19th Thai Short Film and Video Festival – The Thai Film Archive and Thai Film Foundation's annual short-film extravaganza opens at 5.30pm tomorrow at the Bangkok Art and Culture Center. Selected from more than 500 entries from around the world, the program is a daunting thing to get your head around. Don't think too hard. Just do what I do – show up, sit down, shut up and take it all in as best you can. The highlights are many, with the broadest appeal coming from the selections from the Clermont-Ferrand International Short Film Festival, which is the biggest and best short-film showcase in the world. Many Oscar-winning entries have come out of that festival. Other widely appealing shorts can be found in the International Competition slots and the S-Express, which has films from Indonesia, Singapore, Malaysia and the Philippines. The Queer Program is something the festival organizers are quite fond of, and rightly so. They additionally have a special program this year called "Out of Place", which is a selection of expat-friendly stories about foreigners and their misadventures in foreign countries. That's all in addition to the usual selections of Thai shorts, youth and student films, documentaries, animation and experimental entries. The fest runs until August 23, with weekday screenings starting at 5.30pm and then a full slate on Saturdays and Sundays, starting from 11am. Please note that the BACC is closed on Mondays, so no fest that day. Shows are in the BACC's fifth-floor auditorium as well as a smaller improvised space on the fourth floor. Admission is free. For the schedule and further details, please check the festival's Facebook page.

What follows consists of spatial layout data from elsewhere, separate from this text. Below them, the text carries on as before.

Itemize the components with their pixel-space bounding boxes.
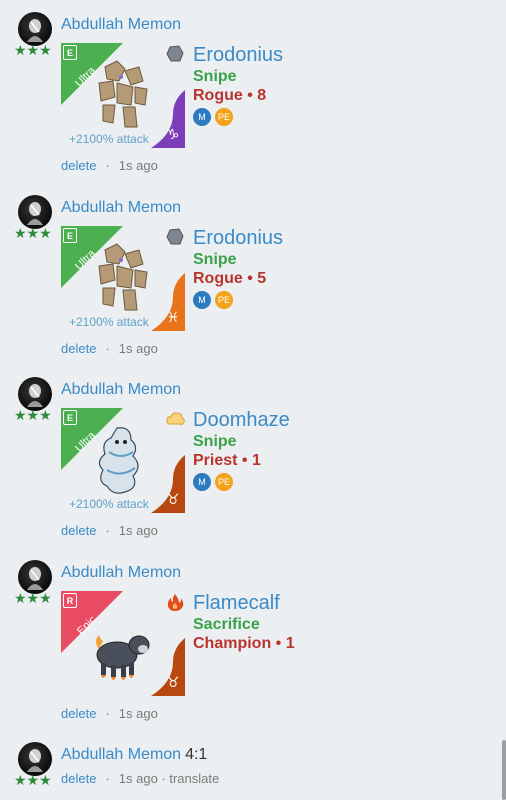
message-post: ★★★ Abdullah Memon E Ultra +2100% attack… — [0, 365, 506, 547]
message-footer: delete · 1s ago — [61, 523, 158, 538]
badge-group: M PE — [193, 473, 233, 491]
message-post: ★★★ Abdullah Memon E Ultra +2100% attack — [0, 0, 506, 182]
separator-dot: · — [105, 771, 110, 786]
timestamp: 1s ago — [118, 523, 158, 538]
delete-link[interactable]: delete — [61, 158, 96, 173]
attack-bonus: +2100% attack — [69, 497, 149, 511]
message-feed: ★★★ Abdullah Memon E Ultra +2100% attack — [0, 0, 506, 800]
timestamp: 1s ago — [118, 341, 158, 356]
separator-dot: · — [105, 706, 110, 721]
ability-label: Snipe — [193, 251, 237, 268]
message-line: Abdullah Memon 4:1 — [61, 746, 207, 764]
separator-dot: · — [105, 523, 110, 538]
taurus-icon: ♉ — [166, 492, 180, 508]
message-post: ★★★ Abdullah Memon R Epic ♉ Flamecalf Sa… — [0, 548, 506, 730]
message-footer: delete · 1s ago — [61, 341, 158, 356]
timestamp: 1s ago — [118, 158, 158, 173]
class-level-label: Champion • 1 — [193, 635, 295, 652]
monster-name-link[interactable]: Erodonius — [193, 227, 283, 250]
rating-stars: ★★★ — [14, 773, 52, 789]
username-link[interactable]: Abdullah Memon — [61, 564, 181, 582]
m-badge-icon: M — [193, 473, 211, 491]
rating-stars: ★★★ — [14, 591, 52, 607]
separator-dot: · — [105, 341, 110, 356]
rock-golem-icon — [98, 60, 148, 128]
avatar[interactable] — [18, 377, 52, 411]
scrollbar[interactable] — [502, 740, 506, 800]
ability-label: Snipe — [193, 433, 237, 450]
ability-label: Snipe — [193, 68, 237, 85]
username-link[interactable]: Abdullah Memon — [61, 381, 181, 399]
avatar[interactable] — [18, 195, 52, 229]
username-link[interactable]: Abdullah Memon — [61, 746, 181, 763]
rating-stars: ★★★ — [14, 226, 52, 242]
avatar[interactable] — [18, 560, 52, 594]
message-footer: delete · 1s ago · translate — [61, 771, 219, 786]
pisces-icon: ♓ — [166, 310, 180, 326]
pe-badge-icon: PE — [215, 291, 233, 309]
delete-link[interactable]: delete — [61, 523, 96, 538]
capricorn-icon: ♑ — [166, 127, 180, 143]
monster-name-link[interactable]: Doomhaze — [193, 409, 290, 432]
stone-element-icon — [166, 228, 184, 245]
badge-group: M PE — [193, 291, 233, 309]
fire-calf-icon — [96, 630, 150, 680]
delete-link[interactable]: delete — [61, 341, 96, 356]
message-text: 4:1 — [185, 746, 208, 763]
rarity-letter-icon: E — [63, 410, 77, 425]
timestamp-translate[interactable]: 1s ago · translate — [119, 771, 219, 786]
storm-spirit-icon — [98, 427, 139, 494]
m-badge-icon: M — [193, 291, 211, 309]
class-level-label: Rogue • 5 — [193, 270, 267, 287]
rarity-letter-icon: E — [63, 228, 77, 243]
message-footer: delete · 1s ago — [61, 158, 158, 173]
badge-group: M PE — [193, 108, 233, 126]
stone-element-icon — [166, 45, 184, 62]
username-link[interactable]: Abdullah Memon — [61, 199, 181, 217]
cloud-element-icon — [166, 412, 185, 425]
message-post: ★★★ Abdullah Memon 4:1 delete · 1s ago · tr… — [0, 730, 506, 800]
rating-stars: ★★★ — [14, 43, 52, 59]
rarity-letter-icon: E — [63, 45, 77, 60]
delete-link[interactable]: delete — [61, 706, 96, 721]
pe-badge-icon: PE — [215, 473, 233, 491]
monster-name-link[interactable]: Erodonius — [193, 44, 283, 67]
avatar[interactable] — [18, 12, 52, 46]
username-link[interactable]: Abdullah Memon — [61, 16, 181, 34]
ability-label: Sacrifice — [193, 616, 260, 633]
separator-dot: · — [105, 158, 110, 173]
rarity-letter-icon: R — [63, 593, 77, 608]
m-badge-icon: M — [193, 108, 211, 126]
delete-link[interactable]: delete — [61, 771, 96, 786]
class-level-label: Priest • 1 — [193, 452, 261, 469]
message-post: ★★★ Abdullah Memon E Ultra +2100% attack — [0, 183, 506, 365]
avatar[interactable] — [18, 742, 52, 776]
fire-element-icon — [167, 594, 184, 611]
timestamp: 1s ago — [118, 706, 158, 721]
monster-name-link[interactable]: Flamecalf — [193, 592, 280, 615]
rating-stars: ★★★ — [14, 408, 52, 424]
taurus-icon: ♉ — [166, 675, 180, 691]
class-level-label: Rogue • 8 — [193, 87, 267, 104]
pe-badge-icon: PE — [215, 108, 233, 126]
attack-bonus: +2100% attack — [69, 132, 149, 146]
attack-bonus: +2100% attack — [69, 315, 149, 329]
message-footer: delete · 1s ago — [61, 706, 158, 721]
rock-golem-icon — [98, 243, 148, 311]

Alliance Française – There is no free French film tonight because of Her Majesty the Queen's Birthday and the Mother's Day public holiday (which is why movies in the malls are opening a day earlier this week), but the Alliance is back open for movies next Wednesday with a special event, which brings actress Irene Jacob to Bangkok for a "meet the artist" session with Polish auteur Krzysztof Kieslowski's arthouse drama Rouge (Red), which is part of his influential Three Colors trilogy. The show and talk are at 7.30pm on Wednesday, August 19 at the Alliance.

1 comment:

  1. I think the title should be The Man Before UNCLE as the organisation doesn't yet exist other than a gleam in Hugh Grant's eye and a throwaway line at the end. Which kind of defeats the purpose. I found it very disappointing and the leads lack of any chemistry made them bland and predictable. The series was conceived as television's answer to James Bond yet the film is a sub-par spy drama we've seen a dozen times. Even Get Smart was better.